Le match qui m’a le plus marqué, c’est quand on a joué contre Le Puy-en-Velay. Le match aller, au mois d’août on avait gagné 2-0 grâce à François Makita et Jean-François Daniel devant près de 43 000 spectateurs, t’imagines ! J’étais scotché de voir une telle affluence pour un match de D2. Je crois qu’on avait battu le record. C’était fabuleux de voir cette ferveur. Au retour le petit stade du Puy était également plein à craquer, on avait gagné 3-1 et j’avais mis le dernier but.
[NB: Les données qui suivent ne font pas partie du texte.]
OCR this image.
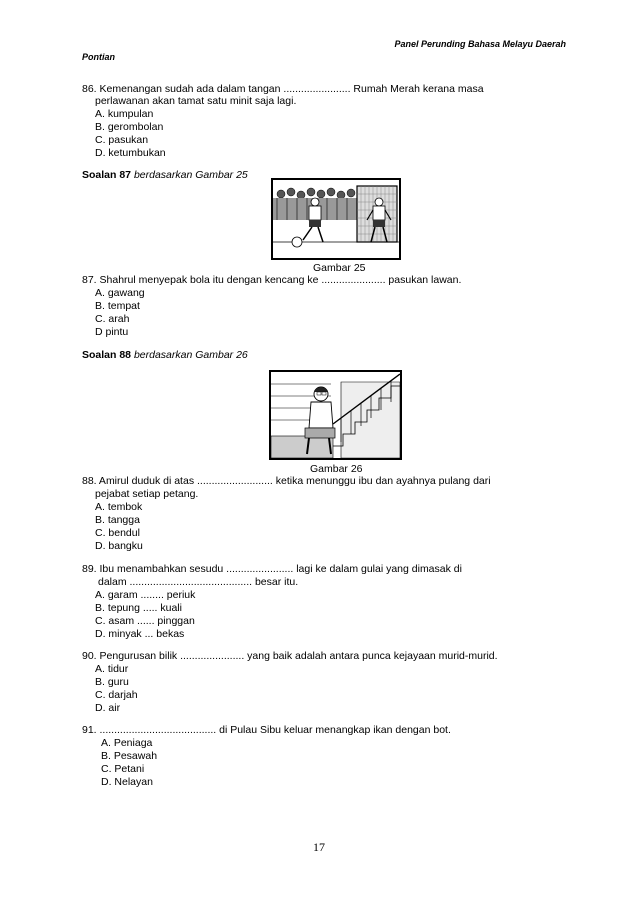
Panel Perunding Bahasa Melayu Daerah
Pontian
86. Kemenangan sudah ada dalam tangan ....................... Rumah Merah kerana masa
perlawanan akan tamat satu minit saja lagi.
A. kumpulan
B. gerombolan
C. pasukan
D. ketumbukan
Soalan 87 berdasarkan Gambar 25
Gambar 25
87. Shahrul menyepak bola itu dengan kencang ke ...................... pasukan lawan.
A. gawang
B. tempat
C. arah
D pintu
Soalan 88 berdasarkan Gambar 26
Gambar 26
88. Amirul duduk di atas .......................... ketika menunggu ibu dan ayahnya pulang dari
pejabat setiap petang.
A. tembok
B. tangga
C. bendul
D. bangku
89. Ibu menambahkan sesudu ....................... lagi ke dalam gulai yang dimasak di
dalam .......................................... besar itu.
A. garam ........ periuk
B. tepung ..... kuali
C. asam ...... pinggan
D. minyak ... bekas
90. Pengurusan bilik ...................... yang baik adalah antara punca kejayaan murid-murid.
A. tidur
B. guru
C. darjah
D. air
91. ........................................ di Pulau Sibu keluar menangkap ikan dengan bot.
A. Peniaga
B. Pesawah
C. Petani
D. Nelayan
17
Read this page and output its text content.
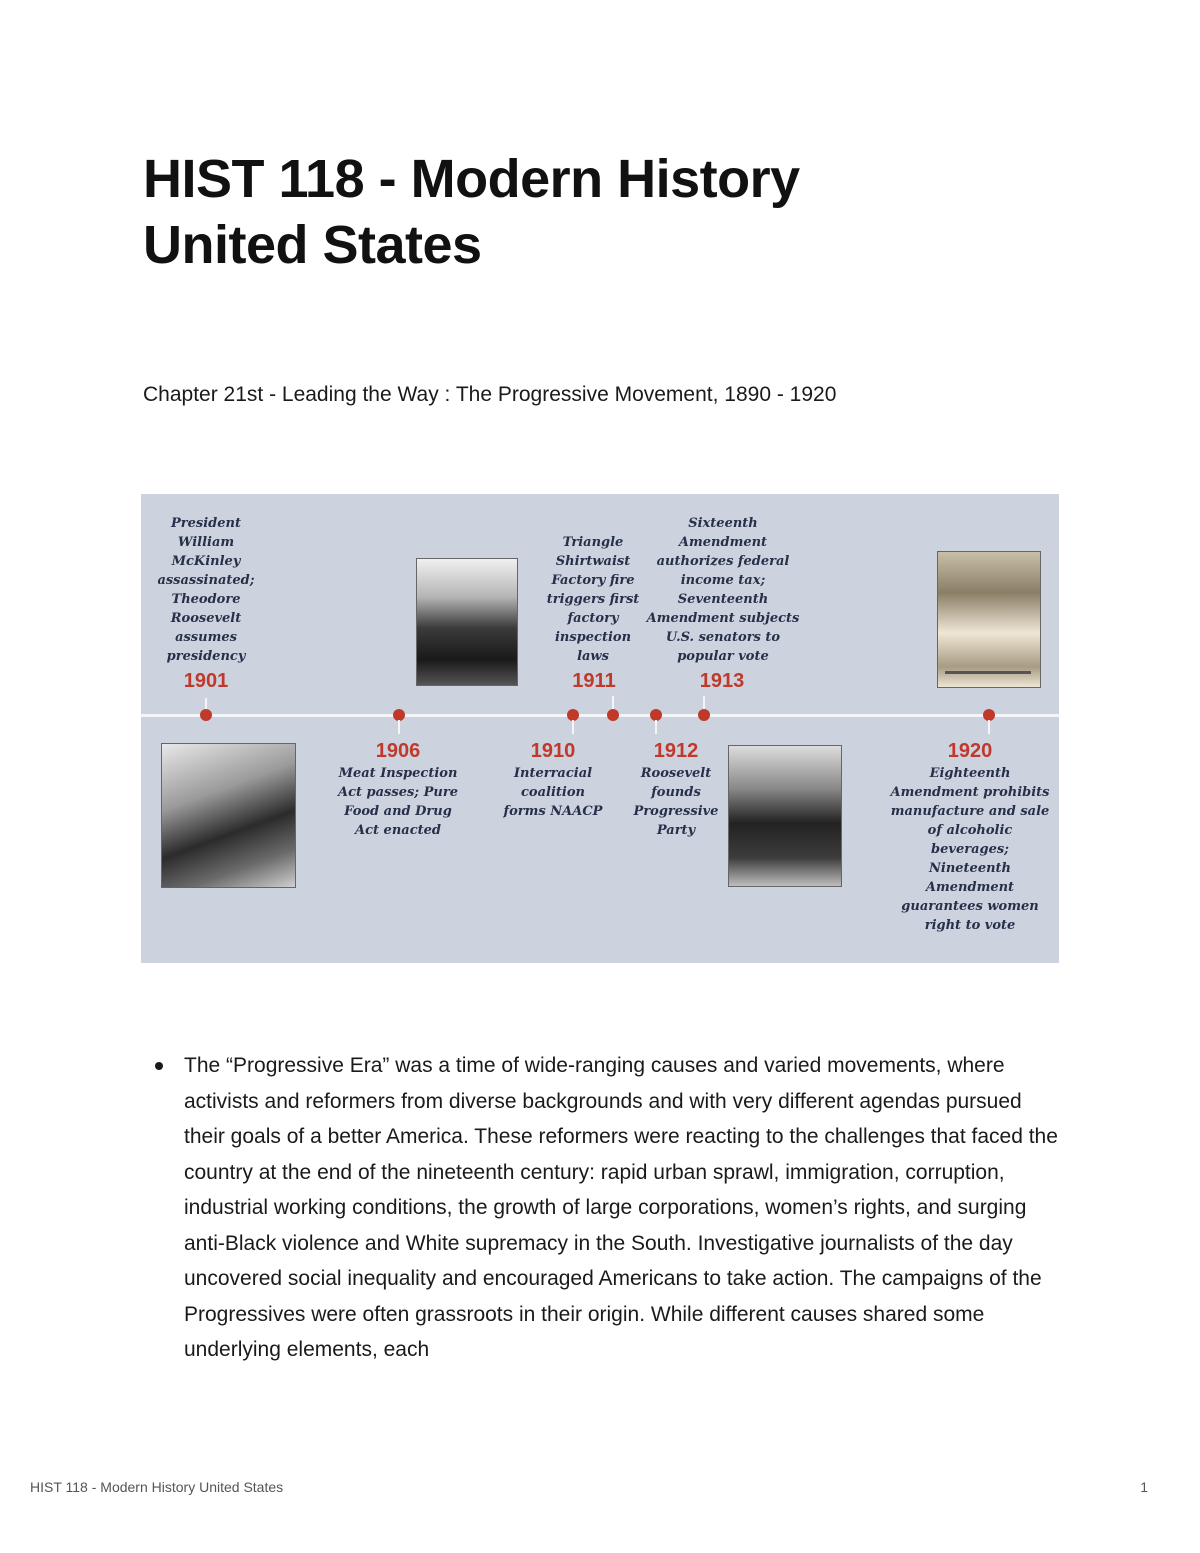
HIST 118 - Modern History
United States
Chapter 21st - Leading the Way : The Progressive Movement, 1890 - 1920
President William McKinley assassinated; Theodore Roosevelt assumes presidency
1901
1906
Meat Inspection Act passes; Pure Food and Drug Act enacted
1910
Interracial coalition forms NAACP
Triangle Shirtwaist Factory fire triggers first factory inspection laws
1911
1912
Roosevelt founds Progressive Party
Sixteenth Amendment authorizes federal income tax; Seventeenth Amendment subjects U.S. senators to popular vote
1913
1920
Eighteenth Amendment prohibits manufacture and sale of alcoholic beverages; Nineteenth Amendment guarantees women right to vote
The “Progressive Era” was a time of wide-ranging causes and varied movements, where activists and reformers from diverse backgrounds and with very different agendas pursued their goals of a better America. These reformers were reacting to the challenges that faced the country at the end of the nineteenth century: rapid urban sprawl, immigration, corruption, industrial working conditions, the growth of large corporations, women’s rights, and surging anti-Black violence and White supremacy in the South. Investigative journalists of the day uncovered social inequality and encouraged Americans to take action. The campaigns of the Progressives were often grassroots in their origin. While different causes shared some underlying elements, each
HIST 118 - Modern History United States	1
Beaucoup de coéquipiers m’ont marqué. Roger Milla, déjà, car je faisais chambre commune avec lui. Il y avait Eric Bellus, Thierry Oleksiak, Didier Gilles… On avait un groupe extraordinaire ! Jean-François Daniel et Jean-Luc Ribar, Jean Castaneda. On avait une grosse équipe, c’était une belle bande de potes. On avait perdu en finale du Championnat de France contre le Racing des Bossis, Zanko, Polaniok, Umpierrez et compagnie. Mais c’était une super saison et en plus je me suis régalé en ville. J’habitais dans un super appartement Cours Fauriel. Je me suis beaucoup plu à Sainté !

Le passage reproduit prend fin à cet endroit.